Social media can also encourage team spirit but this is an area where additional parental supervision may be required. Children on the same team can form groups on social media websites to discuss games and build a positive sense of belonging. Adult monitoring is necessary to ensure that the online communication is always age appropriate and in the best interest of the child. Monitoring is crucial to avoid problems like cyber-bullying which is becoming all too common among children and young people.
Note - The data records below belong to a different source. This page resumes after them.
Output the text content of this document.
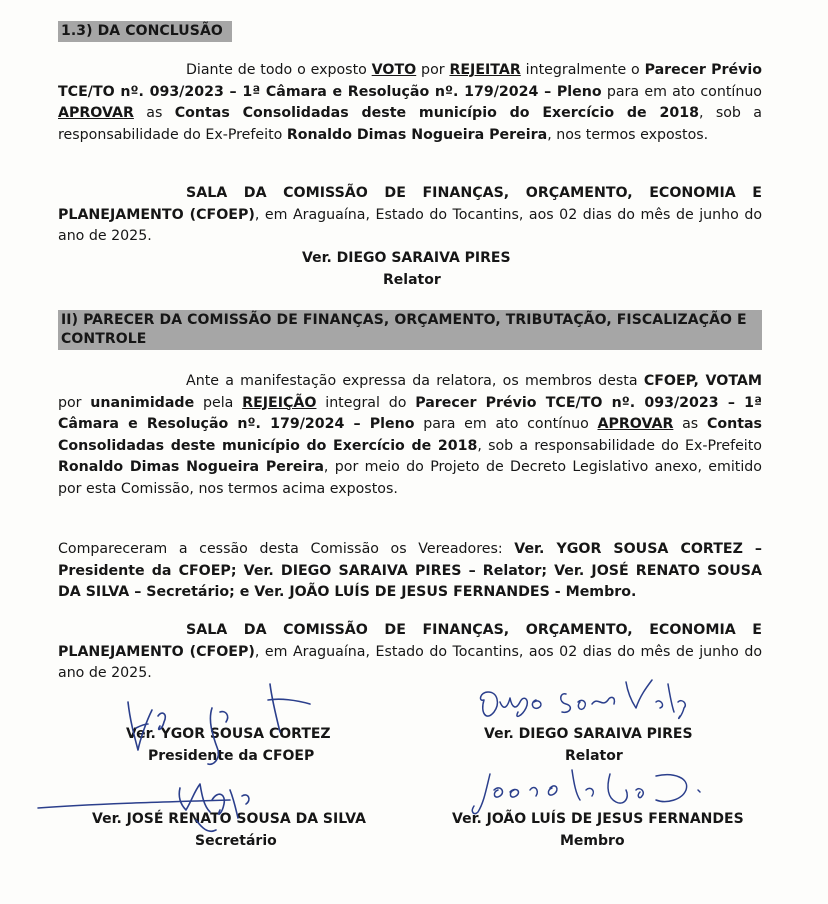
1.3) DA CONCLUSÃO
Diante de todo o exposto VOTO por REJEITAR integralmente o Parecer Prévio TCE/TO nº. 093/2023 – 1ª Câmara e Resolução nº. 179/2024 – Pleno para em ato contínuo APROVAR as Contas Consolidadas deste município do Exercício de 2018, sob a responsabilidade do Ex-Prefeito Ronaldo Dimas Nogueira Pereira, nos termos expostos.
SALA DA COMISSÃO DE FINANÇAS, ORÇAMENTO, ECONOMIA E PLANEJAMENTO (CFOEP), em Araguaína, Estado do Tocantins, aos 02 dias do mês de junho do ano de 2025.
Ver. DIEGO SARAIVA PIRES
Relator
II) PARECER DA COMISSÃO DE FINANÇAS, ORÇAMENTO, TRIBUTAÇÃO, FISCALIZAÇÃO E CONTROLE
Ante a manifestação expressa da relatora, os membros desta CFOEP, VOTAM por unanimidade pela REJEIÇÃO integral do Parecer Prévio TCE/TO nº. 093/2023 – 1ª Câmara e Resolução nº. 179/2024 – Pleno para em ato contínuo APROVAR as Contas Consolidadas deste município do Exercício de 2018, sob a responsabilidade do Ex-Prefeito Ronaldo Dimas Nogueira Pereira, por meio do Projeto de Decreto Legislativo anexo, emitido por esta Comissão, nos termos acima expostos.
Compareceram a cessão desta Comissão os Vereadores: Ver. YGOR SOUSA CORTEZ – Presidente da CFOEP; Ver. DIEGO SARAIVA PIRES – Relator; Ver. JOSÉ RENATO SOUSA DA SILVA – Secretário; e Ver. JOÃO LUÍS DE JESUS FERNANDES - Membro.
SALA DA COMISSÃO DE FINANÇAS, ORÇAMENTO, ECONOMIA E PLANEJAMENTO (CFOEP), em Araguaína, Estado do Tocantins, aos 02 dias do mês de junho do ano de 2025.
Ver. YGOR SOUSA CORTEZ
Presidente da CFOEP
Ver. DIEGO SARAIVA PIRES
Relator
Ver. JOSÉ RENATO SOUSA DA SILVA
Secretário
Ver. JOÃO LUÍS DE JESUS FERNANDES
Membro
The following are tips of best practice in social networking for clubs in sport:
Coaches, medics and club officials should (unless the child is a direct relation):
- Gain written parental permission before access is given to U18s
- Ensure all the privacy settings are locked so that that the pages are used explicitly for sport matters
- Nominate a designated official to monitor the club/league social networking page regularly and remove access for anyone behaving inappropriately
- Inform the designated official if you have seen inappropriate communications online, keeping a record of any inappropriate, threatening or offensive material as this may be needed as evidence.
Coaches, medics and club officials should not (unless the child is a direct relation):
- Accept as a friend, U18 players or referees on social networking sites
- Make contact with children or young people known through sport outside of the sport context on social networking sites
- Use internet or web based communications to send personal messages of a non sport nature to a child or young person
- Engage in any personal communications, ‘banter’ or comments.
*Identifiable details have been changed
Andrew specialises in safeguarding, child development and sport. He is a manager in the safeguarding team at The Football Association in England and has 15 years experience of working with children as a professional or volunteer. He previously worked with the NSPCC where he completed risk assessments and offered therapy in child abuse cases, worked in frontline child protection teams in various Local Authorities in London and worked with asylum-seeking minors in Malta.
He is a graduate in social work from the University of Malta. He holds a post-graduate degree in International Politics and Human Rights from City University London. He is also an FA qualified football coach. Andrew is married to Angele and together they have a daughter Charley.